Steps to success
With a new school year comes new obstacles as well as new opportunities. This year, the Oregon Trail School District has some new ideas of how be proactive about getting all of its students to graduation day, and account for every student on track to graduate within the district.
For children as young as 3 and 4, the district elementary schools offer "Little Steps to School Success," a program focused on preparing preschool-aged kids for class. The soon-to-be students get to spend an evening in their future school, hearing stories and participating in activities with their future teacher, and get a book to take home free of charge.
"Without some of (our) early learning programs, there can be a pretty wide discrepancy (between students' skill levels)," said Teaching and Learning Director Tim Werner.
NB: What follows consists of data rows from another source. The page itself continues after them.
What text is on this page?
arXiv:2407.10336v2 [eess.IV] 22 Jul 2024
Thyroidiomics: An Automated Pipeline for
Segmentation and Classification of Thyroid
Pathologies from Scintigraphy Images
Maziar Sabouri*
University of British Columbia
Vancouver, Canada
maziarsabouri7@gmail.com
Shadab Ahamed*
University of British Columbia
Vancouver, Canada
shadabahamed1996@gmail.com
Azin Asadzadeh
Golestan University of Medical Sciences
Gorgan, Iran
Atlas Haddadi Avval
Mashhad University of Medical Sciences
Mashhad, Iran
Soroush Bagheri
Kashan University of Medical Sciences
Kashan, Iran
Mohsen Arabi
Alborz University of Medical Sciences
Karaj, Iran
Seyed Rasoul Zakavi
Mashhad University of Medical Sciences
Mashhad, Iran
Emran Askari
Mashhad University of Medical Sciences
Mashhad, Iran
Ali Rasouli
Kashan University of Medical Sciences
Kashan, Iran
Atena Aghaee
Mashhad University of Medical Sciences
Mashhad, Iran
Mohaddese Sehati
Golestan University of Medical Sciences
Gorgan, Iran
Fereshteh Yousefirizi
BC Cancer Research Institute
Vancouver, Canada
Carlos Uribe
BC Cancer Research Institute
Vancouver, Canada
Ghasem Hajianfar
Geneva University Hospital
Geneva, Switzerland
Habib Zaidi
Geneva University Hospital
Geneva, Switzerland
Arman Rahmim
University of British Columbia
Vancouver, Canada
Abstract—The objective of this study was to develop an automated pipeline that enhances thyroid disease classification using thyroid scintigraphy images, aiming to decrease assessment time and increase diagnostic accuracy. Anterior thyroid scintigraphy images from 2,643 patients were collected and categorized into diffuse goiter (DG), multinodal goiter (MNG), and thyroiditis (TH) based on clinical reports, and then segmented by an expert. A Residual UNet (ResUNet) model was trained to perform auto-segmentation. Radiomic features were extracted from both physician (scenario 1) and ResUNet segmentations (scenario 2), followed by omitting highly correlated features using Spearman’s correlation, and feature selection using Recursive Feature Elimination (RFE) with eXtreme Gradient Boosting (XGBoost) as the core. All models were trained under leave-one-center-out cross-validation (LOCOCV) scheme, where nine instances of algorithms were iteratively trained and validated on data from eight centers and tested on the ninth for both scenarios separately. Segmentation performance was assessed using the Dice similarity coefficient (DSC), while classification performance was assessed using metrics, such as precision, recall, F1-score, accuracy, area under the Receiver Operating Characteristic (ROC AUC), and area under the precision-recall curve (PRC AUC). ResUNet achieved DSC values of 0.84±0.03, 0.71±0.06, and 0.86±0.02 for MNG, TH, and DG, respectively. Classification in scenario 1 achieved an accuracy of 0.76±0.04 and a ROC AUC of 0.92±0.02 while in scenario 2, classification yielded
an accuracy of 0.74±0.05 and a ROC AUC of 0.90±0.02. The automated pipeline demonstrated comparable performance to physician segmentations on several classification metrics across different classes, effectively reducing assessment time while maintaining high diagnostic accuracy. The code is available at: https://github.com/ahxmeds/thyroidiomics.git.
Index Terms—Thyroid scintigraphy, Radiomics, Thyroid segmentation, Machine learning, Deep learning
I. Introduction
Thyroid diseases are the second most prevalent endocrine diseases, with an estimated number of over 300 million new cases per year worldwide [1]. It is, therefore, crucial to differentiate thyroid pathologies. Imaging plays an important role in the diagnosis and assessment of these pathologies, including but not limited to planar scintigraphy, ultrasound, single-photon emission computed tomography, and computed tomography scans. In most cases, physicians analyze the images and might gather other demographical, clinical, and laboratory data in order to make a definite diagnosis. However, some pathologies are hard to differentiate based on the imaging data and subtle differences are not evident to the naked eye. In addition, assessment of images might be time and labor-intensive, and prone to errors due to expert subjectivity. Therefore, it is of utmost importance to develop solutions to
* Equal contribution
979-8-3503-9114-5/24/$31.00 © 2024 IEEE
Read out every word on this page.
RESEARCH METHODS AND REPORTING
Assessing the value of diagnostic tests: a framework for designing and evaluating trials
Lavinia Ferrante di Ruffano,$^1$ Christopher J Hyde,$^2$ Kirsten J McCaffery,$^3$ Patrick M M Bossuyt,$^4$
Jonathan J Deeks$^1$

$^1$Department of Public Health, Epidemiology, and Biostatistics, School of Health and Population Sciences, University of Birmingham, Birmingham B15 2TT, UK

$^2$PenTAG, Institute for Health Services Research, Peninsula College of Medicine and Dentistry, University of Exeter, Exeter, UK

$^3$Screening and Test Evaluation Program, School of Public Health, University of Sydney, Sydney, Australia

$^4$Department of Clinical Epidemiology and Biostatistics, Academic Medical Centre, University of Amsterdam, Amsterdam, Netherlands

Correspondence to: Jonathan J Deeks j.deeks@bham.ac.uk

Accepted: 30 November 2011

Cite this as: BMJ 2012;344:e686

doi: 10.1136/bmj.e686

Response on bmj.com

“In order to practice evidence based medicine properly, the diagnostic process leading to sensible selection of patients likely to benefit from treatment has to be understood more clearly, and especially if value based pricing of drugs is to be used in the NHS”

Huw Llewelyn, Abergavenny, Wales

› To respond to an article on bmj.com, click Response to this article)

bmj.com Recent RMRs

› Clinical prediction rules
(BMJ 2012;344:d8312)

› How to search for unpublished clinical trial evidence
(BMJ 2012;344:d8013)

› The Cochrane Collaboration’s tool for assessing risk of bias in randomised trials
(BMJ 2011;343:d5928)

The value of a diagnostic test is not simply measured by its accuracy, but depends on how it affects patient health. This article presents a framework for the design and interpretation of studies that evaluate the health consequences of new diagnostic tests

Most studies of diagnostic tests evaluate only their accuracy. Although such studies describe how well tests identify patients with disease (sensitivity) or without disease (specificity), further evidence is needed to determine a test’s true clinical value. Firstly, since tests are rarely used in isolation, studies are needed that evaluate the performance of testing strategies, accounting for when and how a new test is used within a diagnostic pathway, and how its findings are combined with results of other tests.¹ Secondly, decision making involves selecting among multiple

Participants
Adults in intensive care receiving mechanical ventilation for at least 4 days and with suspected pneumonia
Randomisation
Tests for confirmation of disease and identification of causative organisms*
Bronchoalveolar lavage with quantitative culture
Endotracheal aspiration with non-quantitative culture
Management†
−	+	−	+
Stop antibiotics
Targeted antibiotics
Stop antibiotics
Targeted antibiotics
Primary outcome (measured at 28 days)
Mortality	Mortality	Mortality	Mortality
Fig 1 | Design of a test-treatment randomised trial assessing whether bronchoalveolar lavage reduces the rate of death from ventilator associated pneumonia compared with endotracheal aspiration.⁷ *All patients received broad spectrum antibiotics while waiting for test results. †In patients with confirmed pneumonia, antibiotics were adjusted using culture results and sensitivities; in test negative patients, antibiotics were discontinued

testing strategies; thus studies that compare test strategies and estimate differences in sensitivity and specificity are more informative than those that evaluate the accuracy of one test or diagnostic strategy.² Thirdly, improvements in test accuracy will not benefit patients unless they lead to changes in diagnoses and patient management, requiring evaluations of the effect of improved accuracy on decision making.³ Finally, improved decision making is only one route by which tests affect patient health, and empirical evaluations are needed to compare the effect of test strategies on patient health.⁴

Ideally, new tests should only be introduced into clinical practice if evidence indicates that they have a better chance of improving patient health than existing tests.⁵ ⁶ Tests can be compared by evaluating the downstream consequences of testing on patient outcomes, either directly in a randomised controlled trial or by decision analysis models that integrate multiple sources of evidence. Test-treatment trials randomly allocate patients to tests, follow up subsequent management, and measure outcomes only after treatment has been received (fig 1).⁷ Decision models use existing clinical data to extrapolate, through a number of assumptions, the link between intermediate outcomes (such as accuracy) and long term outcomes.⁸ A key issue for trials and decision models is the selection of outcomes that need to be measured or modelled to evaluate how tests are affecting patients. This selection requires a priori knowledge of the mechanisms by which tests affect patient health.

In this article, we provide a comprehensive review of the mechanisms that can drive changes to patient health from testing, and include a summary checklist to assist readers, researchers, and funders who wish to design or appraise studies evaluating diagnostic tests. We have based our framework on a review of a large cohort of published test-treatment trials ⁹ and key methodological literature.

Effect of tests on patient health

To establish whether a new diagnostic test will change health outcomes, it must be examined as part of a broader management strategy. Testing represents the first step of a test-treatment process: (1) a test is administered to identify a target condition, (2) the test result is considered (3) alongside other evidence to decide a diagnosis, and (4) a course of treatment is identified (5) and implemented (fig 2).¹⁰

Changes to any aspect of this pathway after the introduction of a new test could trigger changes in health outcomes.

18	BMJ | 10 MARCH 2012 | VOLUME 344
"Little Steps helps prepare incoming students for kindergarten by creating familiarity with the school and teachers, and by giving parents strategies to use at home to help prepare their children academically and socially," added Julia Monteith, district communications director.
Middle schools have implemented after-school tutoring as well as targeted intervention programs for students behind in math and reading.
Werner, who only recently moved into his district administrative position from his previous role as the principal at Boring Middle School, also sees maintaining middle school athletic programs as beneficial to student success.
In a previous interview, Werner explained that "the more you can connect the kids to their school, the more they want to do well and want to come to school."
Monteith added that "the correlation between physical activity and academic success" played a significant role in the district's decision to keep the programs going when other districts were eliminating them to cut costs.
Athletics, Werner said, really do connect students to their school and community and foster school spirit.
At the high school level, athletics may play a slightly different role, but the administration hopes an expanded career and technical education (CTE) program will prove not only knowledgable for students nearing adulthood, but as incentive to give a concerted effort and pull through to graduation.
"CTE programs provide students with the skills needed for high-skill, high-wage careers," Monteith noted. "District data shows that students who participate in a CTE program are more likely to graduate."
Also new to Sandy High School this year are freshman seminar and advisory courses.
The first was established to proactively aid those eighth-graders who struggled in middle school in preparing for the more rigorous responsibilities of high school. Students were invited in August to attend classes focused on acquainting them with the new setting.
"It gives them a good foundation," Werner explained. "The high school really focuses on that freshman year to (ensure) success."
As for advisory courses, every grade now attends them, and will attend with the same class of people and teacher throughout their high school career.
"It gives them a chance to connect with each other and the school," said freshman advisory teacher Aleta Doss. "The advisers act as advocates and someone who knows them. If we connect with kids, they're more likely to make it through all four years."
According to Oregon Department of Education's report card for the district for the 2015-16 academic year, Oregon Trail had a graduation rate of 67.1 percent in the 2014-15 school year — a whole 6.7 percent difference from the state average — while its percentage of freshman on-track to graduate was 81.6 percent.
Monteith argued that the graduation rate for the district is actually higher than what the ODE reports.
She explained that there are several students who move or leave the district and are not properly coded and accounted for before the state polls rates, which makes it appear that a lesser percentage of the senior student body is graduating.
"Sandy High School is really trying to hone in on what the actual representation of graduates is," Monteith added, and those numbers will be published by The Post once the school determines them.
"The whole purpose of the education system is getting them to that diploma," Werner said.